Giusy Pizzirusso, MD, PhD student

Giusy Pizzirusso

Affiliated to research

Medical Doctor and Ph.D. student

About me

I am a medical doctor and Ph.D. student. My Ph.D. project is part of the KI-NIH Doctoral Partnership Programme in Neuroscience, which gives me the opportunity of splitting my research between Karolinska Institutet (Stockholm, Sweden) and National Institute of Health (Bethesda, USA).

The main goal of my research is to increase our understanding of the cellular and synaptic mechanisms underlying neuronal synchronization and electrical oscillations in neuronal networks during physiological and pathological states. This knowledge is essential to elucidate pathological network changes, a crucial step to finding new ways of rescuing altered brain oscillations and defining new targets for therapeutic intervention.
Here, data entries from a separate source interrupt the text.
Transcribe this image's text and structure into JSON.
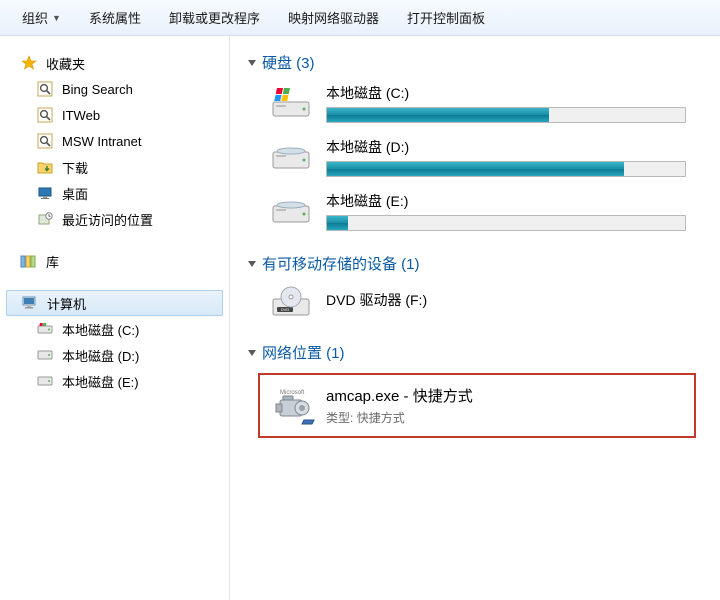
{
  "toolbar": {
    "organize": "组织",
    "sysprops": "系统属性",
    "uninstall": "卸载或更改程序",
    "mapnet": "映射网络驱动器",
    "opencp": "打开控制面板"
  },
  "nav": {
    "favorites": "收藏夹",
    "bing": "Bing Search",
    "itweb": "ITWeb",
    "msw": "MSW Intranet",
    "downloads": "下载",
    "desktop": "桌面",
    "recent": "最近访问的位置",
    "libraries": "库",
    "computer": "计算机",
    "driveC": "本地磁盘 (C:)",
    "driveD": "本地磁盘 (D:)",
    "driveE": "本地磁盘 (E:)"
  },
  "main": {
    "hdd_header": "硬盘 (3)",
    "c_name": "本地磁盘 (C:)",
    "d_name": "本地磁盘 (D:)",
    "e_name": "本地磁盘 (E:)",
    "rem_header": "有可移动存储的设备 (1)",
    "dvd_name": "DVD 驱动器 (F:)",
    "net_header": "网络位置 (1)",
    "amcap_name": "amcap.exe - 快捷方式",
    "amcap_type_label": "类型:",
    "amcap_type_value": "快捷方式",
    "ms_label": "Microsoft"
  },
  "fill": {
    "c": "62%",
    "d": "83%",
    "e": "6%"
  }
}
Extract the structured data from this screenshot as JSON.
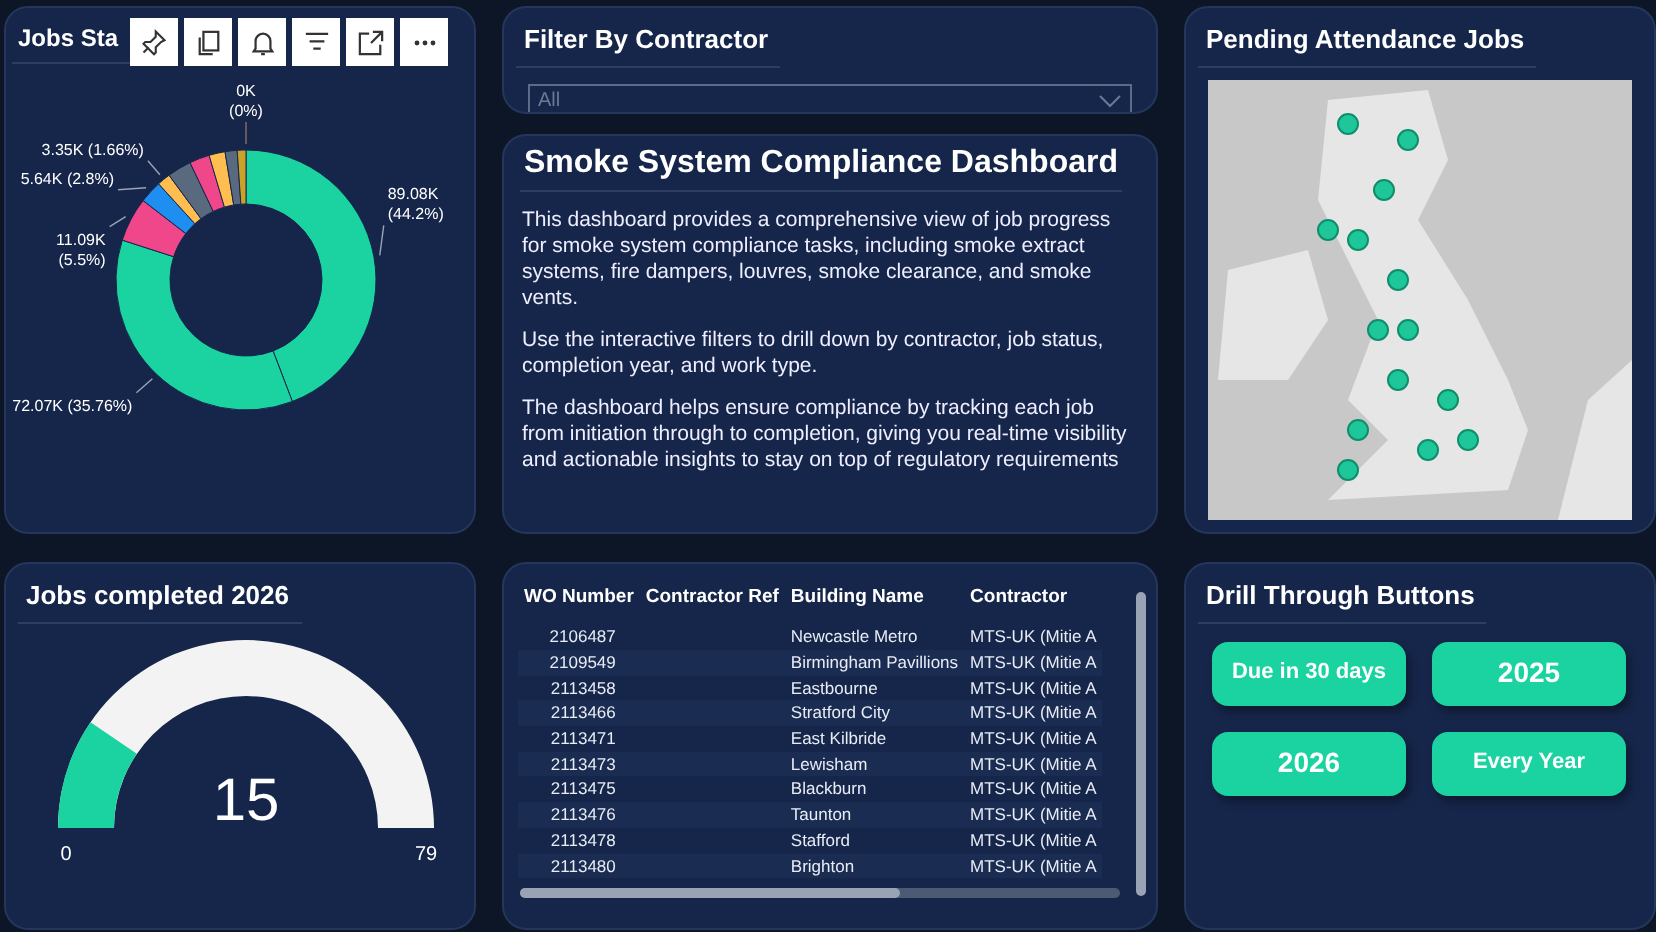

We use ex-vivo electrophysiology, imaging, and network modeling to investigate gamma frequency oscillations in the neuronal networks of the hippocampus, which plays an important role in higher brain functions that are affected in various brain disorders.

Research description

The guiding thread of my research is neuronal oscillations, which are repetitive patterns of neural activity in the central nervous system. The synchronized activity of large numbers of neurons gives rise to macroscopic fluctuations of currents, which can be observed in an electroencephalogram as a rhythmic fluctuation in local field potentials. The precise timing of neuronal-spike discharges gives rise to the so-called brain oscillations. Depending on their frequency, oscillations have been divided into different groups, each of which has been associated with a specific function. 

My project focuses on gamma oscillations, which are characterized by a frequency range between 30 and 80 Hz.  Gamma oscillations can be detected in multiple brain regions, including the hippocampus where they are the result of the synchronization of action potentials of excitatory pyramidal cells (PC) and inhibitory GABAergic interneurons, in particular fast-spiking interneurons (FSN). Alterations in the synchronous activity of PC and FSN in the hippocampus are related to cognitive deficits and neurodegenerative diseases. For this reason, I evaluate the hippocampal network functionality, which is expressed as gamma oscillations, by performing local field potential and patch clamp recordings in healthy and pathological acute slices. 

The overall aim of my research is to test the hypothesis that rescuing the early synaptic alterations that trigger gamma oscillations impairment in multiple neurodegenerative conditions (including after cranial radiotherapy and Alzheimer’s disease) would prevent the late cognitive decline observed in these situations. This will provide the basis for a novel approach: detect and restore the brain oscillatory activity at an early stage to prevent severe late complications. 

Academic honours, awards and prizes

"Piero Stroder" private scholarship for honors students.